A recent project, which combines reflections about the net and the art’s world, is Derivatives, made by Paolo Cirio in 2019. This series is composed of over a hundred thousand images and records of artworks appropriated from Sotheby's auctions to turn them into further financial derivatives. Cirio overlayed the auction prices over the images works and sells them as digital artworks on the website Art-Derivatives.com for a fraction of the value set at the auctions. The project aims to subvert the art market with its own logic. As a form of institutional critique, Derivatives reflects on the speculative value of images in the representation of art as a financial instrument. The aesthetics of art is often judged by the inflated prices and, in this work, the images are seen through their financial qualities rather than their visual features and artistic merits.
In 2020, the artist Everest Pipkin created Lacework, originally commissioned by The Photographers’ Gallery of London. Using algorithms that stretch time and add details to images, Lacework creates a series of hallucinatory slow-motion vignettes from the videos of everyday actions that form MIT’s Moments in Time Dataset. The Moments in Time Dataset was developed in 2018 to recognize and understand different actions in video by automated systems. It contains one million 3 second videos scraped websites like YouTube and Tumblr, each tagged with a single verb like asking, resting, snowing or praying.
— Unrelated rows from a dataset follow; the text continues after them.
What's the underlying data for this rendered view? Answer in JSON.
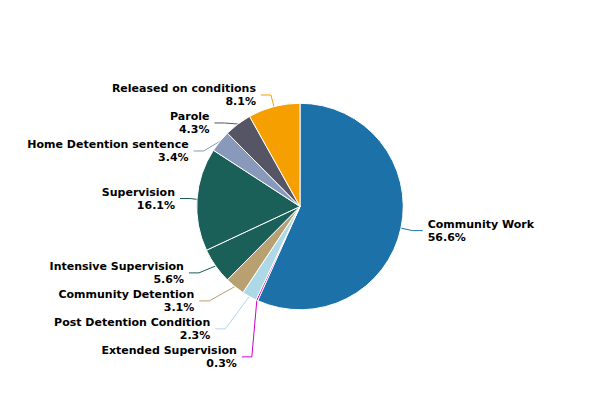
{
  "chart_data": {
    "type": "pie",
    "categories": [
      "Community Work",
      "Extended Supervision",
      "Post Detention Condition",
      "Community Detention",
      "Intensive Supervision",
      "Supervision",
      "Home Detention sentence",
      "Parole",
      "Released on conditions"
    ],
    "values": [
      56.6,
      0.3,
      2.3,
      3.1,
      5.6,
      16.1,
      3.4,
      4.3,
      8.1
    ],
    "value_labels": [
      "56.6%",
      "0.3%",
      "2.3%",
      "3.1%",
      "5.6%",
      "16.1%",
      "3.4%",
      "4.3%",
      "8.1%"
    ],
    "colors": [
      "#1C72A8",
      "#CC00CC",
      "#ADD8E6",
      "#B8A070",
      "#1A5F58",
      "#1A5F58",
      "#8899BB",
      "#555566",
      "#F5A000"
    ],
    "data_labels": true
  }
}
Another very recent project, still ongoing, is Wind Verification, started by GUO Cheng in 2020. Wind Verification is a research project based on the anthropological field of social media networks in the context of mass surveillance, which attempts to reproduce the observable but invisible object - wind - in the videos uploaded by social network users in an indoor physical space. The entire installation consists of a flag, a fan set, a screen and a control system in an attempt to recreate the state of the wind in the digital footage in the physical world. Besides showing the emergence and popularity of short video social platforms such as TikTok and Kwai, it is also a metaphor for the current era: the digital reality is becoming true reality.
Speaking about the net, obviously there is also a project dealing with the current Pandemic situation when the digital is the main protagonist of our life. It is a performance in two parts, called Later Date by Lauren Lee McCarthy. The first part takes place during the lockdown and social distancing, when she invites some people to chat online and imagine together a future meeting. Where they’ll go, what they’ll say, what they’ll do. This future script will be saved. One day, when we are allowed again, the same people will receive an email with this script and a request to meet as planned. This will be part two of the performance.
This exhibition has represented, to me, a discovery of relevant actions and projects of net art which opened my eyes on the complexity and the radical provocative attitude of this form of art, which really deserve to be considered as the last Avant-Garde of the 20th century. A net art project is always a political act and quite often an attack and it deals with many delicate topics, from the evolution and role of the artworld’s market to the power of misinformation and social media.
I think we should be grateful to this form of art for helping our society to build awareness and rules about the web and its tools and to question all the tangible and practical effects of the cyber world in our daily life.